Seven pairs of debaters competed in the first Parliamentary tournament of the season. While the team has attended Parliamentary tournaments in the past, it is still a relatively new form of debate for the team members. Parliamentary debate differs from Lincoln Douglas in both preparation and presentation, and junior Kathleen Hancock said the team is preparing and researching for this different type of tournaments this season.

“Parliamentary is a lot more extemporaneous,” Buzzard said. “You get the topic you’re debating only 20 minutes before the round.

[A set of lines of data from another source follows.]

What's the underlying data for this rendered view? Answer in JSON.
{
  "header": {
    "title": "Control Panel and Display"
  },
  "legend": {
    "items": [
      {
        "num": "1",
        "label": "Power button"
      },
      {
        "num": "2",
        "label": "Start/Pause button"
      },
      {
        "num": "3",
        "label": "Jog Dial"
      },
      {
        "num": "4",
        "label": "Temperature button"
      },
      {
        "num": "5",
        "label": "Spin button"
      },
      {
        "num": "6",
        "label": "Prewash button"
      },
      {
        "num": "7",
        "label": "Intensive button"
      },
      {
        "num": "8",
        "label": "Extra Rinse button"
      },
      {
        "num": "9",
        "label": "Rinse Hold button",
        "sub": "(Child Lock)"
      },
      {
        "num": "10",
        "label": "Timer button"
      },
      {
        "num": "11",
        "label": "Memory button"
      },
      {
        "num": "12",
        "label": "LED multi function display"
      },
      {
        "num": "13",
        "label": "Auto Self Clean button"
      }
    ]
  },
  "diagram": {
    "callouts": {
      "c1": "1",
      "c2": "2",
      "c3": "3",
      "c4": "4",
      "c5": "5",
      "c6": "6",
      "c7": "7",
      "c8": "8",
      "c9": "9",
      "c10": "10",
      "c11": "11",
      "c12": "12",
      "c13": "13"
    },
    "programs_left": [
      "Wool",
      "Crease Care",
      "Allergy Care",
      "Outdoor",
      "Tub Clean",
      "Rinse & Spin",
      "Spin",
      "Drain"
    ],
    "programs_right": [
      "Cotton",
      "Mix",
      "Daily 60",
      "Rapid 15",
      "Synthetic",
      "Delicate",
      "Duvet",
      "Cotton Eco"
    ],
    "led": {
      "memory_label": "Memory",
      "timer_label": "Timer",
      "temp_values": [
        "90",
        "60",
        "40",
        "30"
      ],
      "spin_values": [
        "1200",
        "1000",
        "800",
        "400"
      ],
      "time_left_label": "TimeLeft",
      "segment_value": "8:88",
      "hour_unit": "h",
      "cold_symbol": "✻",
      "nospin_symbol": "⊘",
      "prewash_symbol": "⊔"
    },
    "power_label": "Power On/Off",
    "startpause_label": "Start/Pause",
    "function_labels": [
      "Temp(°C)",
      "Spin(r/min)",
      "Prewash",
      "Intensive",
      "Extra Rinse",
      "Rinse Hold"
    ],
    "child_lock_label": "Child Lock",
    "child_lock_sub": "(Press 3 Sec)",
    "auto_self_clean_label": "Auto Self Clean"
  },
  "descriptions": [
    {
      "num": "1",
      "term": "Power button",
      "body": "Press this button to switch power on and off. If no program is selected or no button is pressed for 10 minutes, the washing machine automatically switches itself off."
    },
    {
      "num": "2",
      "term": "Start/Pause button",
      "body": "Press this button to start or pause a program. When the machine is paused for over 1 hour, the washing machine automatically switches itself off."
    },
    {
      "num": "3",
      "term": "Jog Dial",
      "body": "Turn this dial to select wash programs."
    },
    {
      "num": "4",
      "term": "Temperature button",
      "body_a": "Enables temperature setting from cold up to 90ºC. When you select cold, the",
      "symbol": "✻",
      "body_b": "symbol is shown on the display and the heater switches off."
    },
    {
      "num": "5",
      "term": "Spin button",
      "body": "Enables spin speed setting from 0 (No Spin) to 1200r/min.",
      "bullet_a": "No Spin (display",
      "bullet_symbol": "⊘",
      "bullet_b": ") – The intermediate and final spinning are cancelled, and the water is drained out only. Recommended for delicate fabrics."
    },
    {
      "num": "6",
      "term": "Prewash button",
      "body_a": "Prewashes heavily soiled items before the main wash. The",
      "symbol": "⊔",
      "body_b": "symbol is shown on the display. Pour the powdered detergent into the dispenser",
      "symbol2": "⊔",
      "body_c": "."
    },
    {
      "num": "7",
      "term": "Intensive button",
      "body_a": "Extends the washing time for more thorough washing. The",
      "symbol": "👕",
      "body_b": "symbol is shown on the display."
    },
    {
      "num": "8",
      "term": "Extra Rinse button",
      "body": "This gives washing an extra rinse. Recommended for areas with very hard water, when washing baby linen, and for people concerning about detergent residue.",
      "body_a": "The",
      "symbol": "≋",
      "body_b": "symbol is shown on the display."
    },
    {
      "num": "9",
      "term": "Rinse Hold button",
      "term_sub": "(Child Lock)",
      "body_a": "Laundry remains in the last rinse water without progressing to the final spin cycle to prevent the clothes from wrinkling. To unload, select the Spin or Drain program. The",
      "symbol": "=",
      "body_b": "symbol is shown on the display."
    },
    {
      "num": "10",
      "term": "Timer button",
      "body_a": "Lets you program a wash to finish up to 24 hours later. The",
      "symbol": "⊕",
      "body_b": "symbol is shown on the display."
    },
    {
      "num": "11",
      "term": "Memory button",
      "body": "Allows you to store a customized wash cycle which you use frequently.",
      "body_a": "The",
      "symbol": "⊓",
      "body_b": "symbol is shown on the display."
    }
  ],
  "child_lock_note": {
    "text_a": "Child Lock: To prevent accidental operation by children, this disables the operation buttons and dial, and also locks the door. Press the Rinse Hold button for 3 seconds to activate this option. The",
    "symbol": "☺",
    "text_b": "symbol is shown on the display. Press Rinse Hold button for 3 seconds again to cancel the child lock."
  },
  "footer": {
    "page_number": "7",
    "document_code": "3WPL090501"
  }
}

Then you just go in with the preparation that you did in 20 minutes and you debate it.”

Parliamentary resolutions can range from strictly policy questions to abstract and vague propositions.

“Sometimes you get very arbitrary random resolutions,” sophomore Caleb Lambrecht said. “We got resolutions such as ‘This trump will win the game’ or ‘A diamond with a crack is better than a pebble without one.’ It’s very interesting because you take these terms and you have to interpret what they mean.

When teams are given the proposition, they’re also assigned a side: either the government (affirmative), or the opposition (negative). The government team has the advantage of speaking first and, therefore, interpreting the proposition.

“It’s kind of difficult coming into these rounds as the opposition because you have no idea what the government is going to come in interpreting these terms as,” Lambrecht said.

Buzzard and his partner Deese won their semifinal round, debating the resolution that ‘Lighting a candle is better than cursing the darkness’. The pair took first place in the Sunday tournament.

“It was nice to beat out our main competitors, Grove City, who we beat out in finals,” Buzzard said. “Whenever we go to this tournaments, those are the people we’ve got to beat.”

One other pair advanced out of preliminaries. Sophomores Erin Reichard and Katrina Torsoe advanced, but lost out in the semi-final round in Saturday’s tournament.

“The tournament could have gone better for the school overall,” sophomore Caleb Lambrecht said. “Because we didn’t perform super well, we didn’t win sweepstakes. It was great that one of our teams was able to win.”